Everything from limiting motor boat use to expanding the park’s boundary east of the lake were discussed by community members and park staff.
About 20 residents of the West End attended Monday’s open house staffed by 16 National Park Service employees at the state Department of Natural Resources in Forks.
Seasonal West End resident Roger Hyppa traveled from Seattle for Monday’s open house to discuss his concerns about the park’s proposed boundary expansion.
For Hyppa, 68, the boundary expansion included in three of the park’s four management alternatives is about more than property lines.
It’s about saving a family legacy dating back four generations, he said.
Homestead at lake
Hyppa’s great-grandparents, Verne and Tonette Pederson, homesteaded 160 acres of land on the southeast bank of the lake near Tivoli Island in the 1890s.
The land was split among relatives and family friends in 1898 when the health of Hyppa’s great-grandmother started to fail, he said.
Today, only three of the original 160 acres still belong to Hyppa’s family, with the remainder belonging mostly to the park.
Hyppa was the only relative with land at Lake Ozette who didn’t sell in the park’s 1976 buyout of private property along the east bank, he said.
“It’s going to be a continued struggle to keep the land,” Hyppa said.
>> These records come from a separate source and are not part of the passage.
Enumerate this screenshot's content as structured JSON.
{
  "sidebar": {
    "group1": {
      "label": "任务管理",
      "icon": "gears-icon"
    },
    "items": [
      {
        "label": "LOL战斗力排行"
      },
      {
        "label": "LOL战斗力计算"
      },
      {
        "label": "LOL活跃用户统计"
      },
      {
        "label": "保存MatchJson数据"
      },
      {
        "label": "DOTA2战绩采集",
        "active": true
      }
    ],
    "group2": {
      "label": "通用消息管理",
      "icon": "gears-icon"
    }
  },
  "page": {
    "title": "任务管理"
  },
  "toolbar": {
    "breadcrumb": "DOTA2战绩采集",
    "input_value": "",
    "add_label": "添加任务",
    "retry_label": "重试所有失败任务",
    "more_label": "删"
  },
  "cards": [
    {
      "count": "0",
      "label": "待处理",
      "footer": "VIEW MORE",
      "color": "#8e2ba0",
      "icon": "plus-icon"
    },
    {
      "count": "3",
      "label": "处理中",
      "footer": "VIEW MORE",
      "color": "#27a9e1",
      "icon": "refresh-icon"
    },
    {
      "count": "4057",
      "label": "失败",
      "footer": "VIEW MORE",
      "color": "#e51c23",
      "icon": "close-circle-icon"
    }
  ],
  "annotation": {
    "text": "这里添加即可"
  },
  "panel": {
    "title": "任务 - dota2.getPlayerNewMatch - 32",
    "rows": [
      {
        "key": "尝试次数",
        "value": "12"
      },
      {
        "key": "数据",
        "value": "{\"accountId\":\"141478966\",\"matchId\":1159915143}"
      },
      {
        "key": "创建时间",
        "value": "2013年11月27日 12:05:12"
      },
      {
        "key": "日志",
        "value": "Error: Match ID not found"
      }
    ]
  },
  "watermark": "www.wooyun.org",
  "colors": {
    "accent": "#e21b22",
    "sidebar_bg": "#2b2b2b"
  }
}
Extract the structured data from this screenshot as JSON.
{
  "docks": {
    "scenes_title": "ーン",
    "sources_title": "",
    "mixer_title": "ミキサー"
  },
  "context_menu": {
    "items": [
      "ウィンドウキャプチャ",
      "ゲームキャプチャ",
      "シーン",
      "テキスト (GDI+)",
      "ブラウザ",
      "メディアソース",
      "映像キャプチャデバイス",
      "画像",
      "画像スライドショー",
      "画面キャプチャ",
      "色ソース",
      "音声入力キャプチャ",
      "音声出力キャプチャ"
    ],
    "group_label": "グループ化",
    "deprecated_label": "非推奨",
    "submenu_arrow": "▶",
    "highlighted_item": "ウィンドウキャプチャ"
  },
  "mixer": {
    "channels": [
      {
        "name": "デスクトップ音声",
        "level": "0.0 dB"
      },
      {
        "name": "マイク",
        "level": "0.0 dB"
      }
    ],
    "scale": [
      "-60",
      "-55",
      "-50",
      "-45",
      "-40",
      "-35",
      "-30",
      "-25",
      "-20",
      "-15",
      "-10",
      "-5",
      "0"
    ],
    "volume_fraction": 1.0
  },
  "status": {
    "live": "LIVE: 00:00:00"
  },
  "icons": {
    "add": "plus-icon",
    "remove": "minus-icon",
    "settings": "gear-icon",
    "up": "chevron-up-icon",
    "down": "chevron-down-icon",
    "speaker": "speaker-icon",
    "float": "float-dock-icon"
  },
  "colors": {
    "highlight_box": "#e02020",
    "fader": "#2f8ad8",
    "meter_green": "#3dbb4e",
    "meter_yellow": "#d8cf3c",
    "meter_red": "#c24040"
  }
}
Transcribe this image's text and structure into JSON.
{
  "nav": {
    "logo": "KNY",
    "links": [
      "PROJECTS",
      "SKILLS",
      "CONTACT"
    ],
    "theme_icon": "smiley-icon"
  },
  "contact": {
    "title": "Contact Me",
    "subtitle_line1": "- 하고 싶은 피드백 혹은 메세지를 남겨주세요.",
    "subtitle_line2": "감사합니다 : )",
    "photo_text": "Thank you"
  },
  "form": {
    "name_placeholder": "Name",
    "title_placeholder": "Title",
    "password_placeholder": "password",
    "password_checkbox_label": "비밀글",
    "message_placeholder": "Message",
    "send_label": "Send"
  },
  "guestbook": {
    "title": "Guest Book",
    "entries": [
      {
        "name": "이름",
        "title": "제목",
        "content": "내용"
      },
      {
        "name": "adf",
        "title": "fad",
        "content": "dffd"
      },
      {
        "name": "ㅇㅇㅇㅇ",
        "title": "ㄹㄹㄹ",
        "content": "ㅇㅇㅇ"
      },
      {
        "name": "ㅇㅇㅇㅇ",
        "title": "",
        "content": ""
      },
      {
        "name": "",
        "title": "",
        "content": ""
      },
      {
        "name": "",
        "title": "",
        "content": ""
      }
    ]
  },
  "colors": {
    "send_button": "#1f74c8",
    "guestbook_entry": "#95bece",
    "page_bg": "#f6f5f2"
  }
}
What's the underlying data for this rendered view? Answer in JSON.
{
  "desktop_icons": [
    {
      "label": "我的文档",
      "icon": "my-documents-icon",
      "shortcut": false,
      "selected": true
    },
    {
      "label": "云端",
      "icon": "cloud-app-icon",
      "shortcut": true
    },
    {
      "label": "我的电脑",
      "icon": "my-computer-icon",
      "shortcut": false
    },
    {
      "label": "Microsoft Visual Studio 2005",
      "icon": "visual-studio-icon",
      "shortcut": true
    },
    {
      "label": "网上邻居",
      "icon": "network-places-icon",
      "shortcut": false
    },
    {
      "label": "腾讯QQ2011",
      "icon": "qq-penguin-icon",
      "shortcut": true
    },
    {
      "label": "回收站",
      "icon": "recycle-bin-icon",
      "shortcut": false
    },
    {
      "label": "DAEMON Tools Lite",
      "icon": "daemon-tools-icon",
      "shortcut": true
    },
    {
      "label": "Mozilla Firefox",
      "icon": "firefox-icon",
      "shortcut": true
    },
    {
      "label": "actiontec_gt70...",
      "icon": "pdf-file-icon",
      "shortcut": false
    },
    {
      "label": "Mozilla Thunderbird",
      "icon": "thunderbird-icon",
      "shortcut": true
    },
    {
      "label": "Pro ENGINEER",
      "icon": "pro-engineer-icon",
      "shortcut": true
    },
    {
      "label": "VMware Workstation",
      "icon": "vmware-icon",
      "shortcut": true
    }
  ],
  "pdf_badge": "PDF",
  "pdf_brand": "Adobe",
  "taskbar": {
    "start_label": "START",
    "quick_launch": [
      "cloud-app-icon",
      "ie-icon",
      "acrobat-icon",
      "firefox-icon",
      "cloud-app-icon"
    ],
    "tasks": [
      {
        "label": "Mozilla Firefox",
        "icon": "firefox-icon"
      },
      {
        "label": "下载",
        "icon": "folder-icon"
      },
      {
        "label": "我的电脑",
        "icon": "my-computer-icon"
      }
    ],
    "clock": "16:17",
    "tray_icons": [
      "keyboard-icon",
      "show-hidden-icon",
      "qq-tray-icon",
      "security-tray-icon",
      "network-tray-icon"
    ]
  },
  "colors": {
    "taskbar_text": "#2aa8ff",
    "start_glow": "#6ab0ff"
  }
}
He wants to hold onto it for his great-grandchildren, he said.
Preferred alternative
Of the three management alternatives calling for a boundary expansion, the park’s preferred alternative in the draft master plan calls for annexing the least amount of land from the Ozette watershed — 12,000 acres.
The primary purpose of obtaining the land is to reduce sediment run-off into Lake Ozette, said Rick Wagner, the National Park Service’s realty manager for its Pacific West regional office.
The many rivers and creeks feeding into Lake Ozette are carrying a significant amount of sediment and interrupting sockeye salmon spawning, Wagner said.
Much of the 12,000 acres the park wants to acquire in the Ozette watershed is owned by logging companies and the state Department of Natural Resources, he said.
Park spokeswoman Barb Maynes said the land would be acquired only from willing sellers.